August stands and sets the book on her bedside table. He doesn’t otherwise move but stares down at her for long moments before bending to leave a kiss in her hair. My heart contracts again, harder, longer, watching him watching her. He loves her like his own. I know that. I also know he wants us here every night, all the time.
My beautiful prince in sweatpants.
His body has changed since I met him that night in a bar. He was leaner, lankier then. Playing in the NBA he has, by necessity, added more muscle, reduced his body fat to almost zero. The ridges of his abs, the chiseled line of his legs, and the cut of bicep where his shirt sleeve catches and strains prove it. All over, he’s harder and more defined.
So am I. Harder. Defined by all the things I’ve experienced and what it took to survive. I’ve been through a lot since I was a college senior on the verge of graduating. I’m not that bright-eyed girl in a bar whose biggest concern was bad calls by the refs. I’ve had a daughter. I’ve lived through hell. I’ve killed a man.
I will never be the same.
Some things imprint us so deeply, we can never return to what we were before. But would I want to?
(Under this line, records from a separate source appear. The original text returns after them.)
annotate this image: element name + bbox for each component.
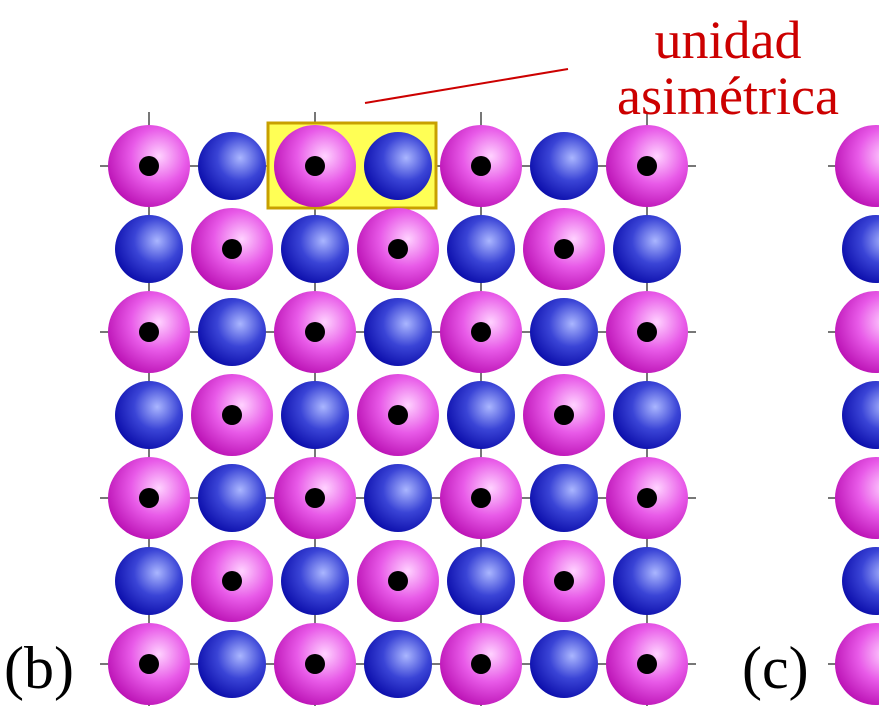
lattice-site-dot [222, 239, 242, 259]
blue-atom [198, 464, 266, 532]
blue-atom [842, 547, 879, 615]
atom-lattice [108, 125, 688, 705]
lattice-site-dot [471, 654, 491, 674]
blue-atom [115, 547, 183, 615]
lattice-site-dot [139, 322, 159, 342]
lattice-site-dot [554, 239, 574, 259]
lattice-site-dot [305, 156, 325, 176]
blue-atom [364, 630, 432, 698]
panel-c-label: (c) [742, 635, 809, 701]
blue-atom [115, 215, 183, 283]
blue-atom [198, 298, 266, 366]
blue-atom [364, 132, 432, 200]
lattice-site-dot [637, 488, 657, 508]
blue-atom [198, 132, 266, 200]
lattice-site-dot [471, 488, 491, 508]
pink-atom [835, 291, 879, 373]
lattice-site-dot [554, 405, 574, 425]
blue-atom [364, 298, 432, 366]
annotation-leader-line [364, 68, 569, 104]
blue-atom [530, 132, 598, 200]
lattice-site-dot [139, 488, 159, 508]
panel-c [828, 125, 879, 705]
lattice-site-dot [471, 156, 491, 176]
blue-atom [530, 464, 598, 532]
pink-atom [835, 125, 879, 207]
lattice-site-dot [139, 156, 159, 176]
blue-atom [198, 630, 266, 698]
lattice-site-dot [222, 405, 242, 425]
lattice-site-dot [388, 571, 408, 591]
blue-atom [613, 381, 681, 449]
lattice-site-dot [471, 322, 491, 342]
lattice-site-dot [388, 405, 408, 425]
lattice-site-dot [222, 571, 242, 591]
blue-atom [530, 630, 598, 698]
lattice-site-dot [388, 239, 408, 259]
blue-atom [613, 215, 681, 283]
blue-atom [281, 547, 349, 615]
blue-atom [447, 381, 515, 449]
atom-column-partial [835, 125, 879, 705]
pink-atom [835, 457, 879, 539]
lattice-site-dot [554, 571, 574, 591]
panel-b-label: (b) [4, 635, 74, 701]
pink-atom [835, 623, 879, 705]
lattice-site-dot [305, 488, 325, 508]
blue-atom [613, 547, 681, 615]
lattice-site-dot [637, 156, 657, 176]
lattice-site-dot [637, 654, 657, 674]
blue-atom [115, 381, 183, 449]
blue-atom [530, 298, 598, 366]
blue-atom [842, 215, 879, 283]
lattice-site-dot [305, 322, 325, 342]
lattice-site-dot [305, 654, 325, 674]
lattice-site-dot [637, 322, 657, 342]
blue-atom [281, 215, 349, 283]
annotation-line-1: unidad [655, 10, 802, 70]
blue-atom [281, 381, 349, 449]
blue-atom [447, 547, 515, 615]
panel-b [100, 112, 696, 706]
blue-atom [447, 215, 515, 283]
annotation-line-2: asimétrica [617, 66, 839, 126]
blue-atom [842, 381, 879, 449]
blue-atom [364, 464, 432, 532]
lattice-site-dot [139, 654, 159, 674]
Sure, I’m more guarded, but I like to think I have more compassion because I’ve known true suffering, and I hurt when I see it in others. I may be more cynical, but I like to think I’m wiser, too.
When I told my story, some said I was a hero. I’m not. I’m just a woman who ended up in a bad relationship with a bad man and had to fight my way out of it. I did what I had to do to protect my daughter and to protect myself. That doesn’t make me special, but it does make me a survivor. It’s happening to women just like me and nothing like me all the time. To our neighbors, to our best friends, to our sisters. It’s happening behind closed doors, or even out in the open, documented in redacted police reports or in a million views on viral videos that we judge and poke at and debate.
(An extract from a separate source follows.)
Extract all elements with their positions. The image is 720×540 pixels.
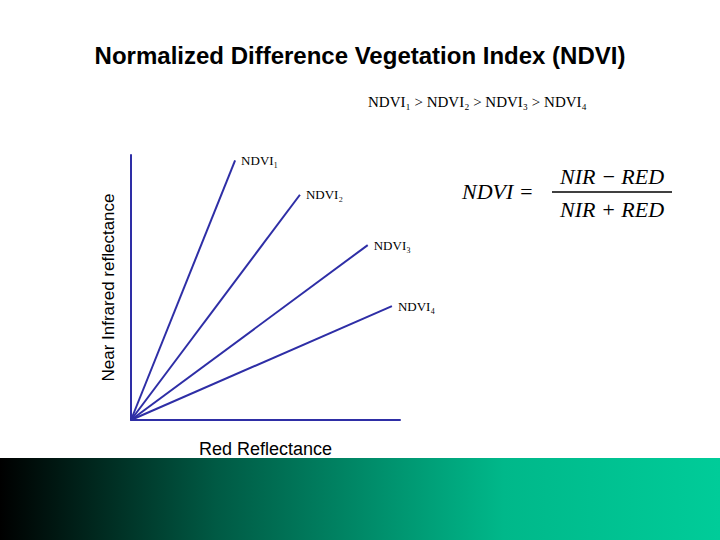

Even when I shared my story, everyone had opinions. I should have left sooner. I should have pressed charges. Why didn’t I trust the system to “punish” him? Why didn’t I tell everyone? Was it really self-defense, or was it revenge?
If you’ve never had to fight for your life in your own home, if you’ve never had someone you thought loved you hurt you the most, then you don’t know. But I do. I k
now how it feels to wake up every day living in a nightmare and sleeping with a monster, and I told the world in my own words and on my own terms.